Apparemment, les jumeaux étaient au courant qu'ils n'avaient pas faire . . . Ça. Quoi que fut le ça.
- On vous a entendu discuter l'autre soir. Lors de la réunion.
Cela eut au moins le mérite de couper la chique aux deux adultes.
- Vous nous avez espionner ? Susurra Draco Senior, les yeux plissés.
Gabrielle hocha de la tête.
- Quand on a vu papy Arthur arriver encore habillé de sa tenue de gala, on s'est douter qu'il se passait quelque chose de grave, alors on est descendu et on a écouter à la porte.

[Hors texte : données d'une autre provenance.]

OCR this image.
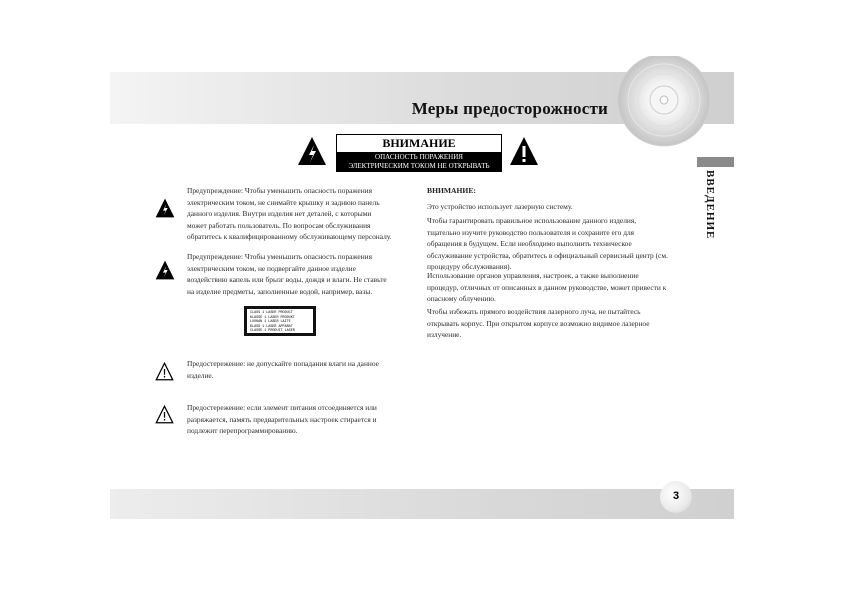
Меры предосторожности
ВВЕДЕНИЕ
ВНИМАНИЕ
ОПАСНОСТЬ ПОРАЖЕНИЯ
ЭЛЕКТРИЧЕСКИМ ТОКОМ НЕ ОТКРЫВАТЬ
Предупреждение: Чтобы уменьшить опасность поражения
электрическим током, не снимайте крышку и заднюю панель
данного изделия. Внутри изделия нет деталей, с которыми
может работать пользователь. По вопросам обслуживания
обратитесь к квалифицированному обслуживающему персоналу.
Предупреждение: Чтобы уменьшить опасность поражения
электрическим током, не подвергайте данное изделие
воздействию капель или брызг воды, дождя и влаги. Не ставьте
на изделие предметы, заполненные водой, например, вазы.
CLASS 1 LASER PRODUCT
KLASSE 1 LASER PRODUKT
LUOKAN 1 LASER LAITE
KLASS 1 LASER APPARAT
CLASSE 1 PRODUIT LASER
Предостережение: не допускайте попадания влаги на данное
изделие.
Предостережение: если элемент питания отсоединяется или
разряжается, память предварительных настроек стирается и
подлежит перепрограммированию.
ВНИМАНИЕ:
Это устройство использует лазерную систему.
Чтобы гарантировать правильное использование данного изделия,
тщательно изучите руководство пользователя и сохраните его для
обращения в будущем. Если необходимо выполнить техническое
обслуживание устройства, обратитесь в официальный сервисный центр (см.
процедуру обслуживания).
Использование органов управления, настроек, а также выполнение
процедур, отличных от описанных в данном руководстве, может привести к
опасному облучению.
Чтобы избежать прямого воздействия лазерного луча, не пытайтесь
открывать корпус. При открытом корпусе возможно видимое лазерное
излучение.
3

- Je t'avais dit qu'on aurais dû lancer un sortilège d'Impassibilité ! S'exclama Draco Senior à l'adresse de son mari.
- A quoi bon ? De toute façon, ils auraient quand même trouver le moyen de nous écouter, tu le sais tout aussi bien que moi.
Draco Senior secoua la tête, exaspéré.
- Quel genre d'aides avez-vous demander ? Interrogea alors Harry Senior. A quoi pensiez-vous à ce moment-là ?
Gabrielle réfléchit quelques instants, les yeux levés et dit :
- On voulait que vous soyez plus puissant et moins fatigués. Vous n'êtes plus aussi jeune qu'à l'époque où vous avez combattu Voldemort, alors on voulait que vous récupériez toutes vos facultés d'antan.
Harry et Draco Senior soupirèrent, alors que Gabrielle posait ses deux mains horrifiés sur sa bouche.
- La magie n'en fait vraiment qu'à sa tête, commenta alors James en nous regardant.
Il y eut alors un instant de silence, que Draco ( le mien ) rompit.
- Il y a moyen que quelqu'un nous explique maintenant ?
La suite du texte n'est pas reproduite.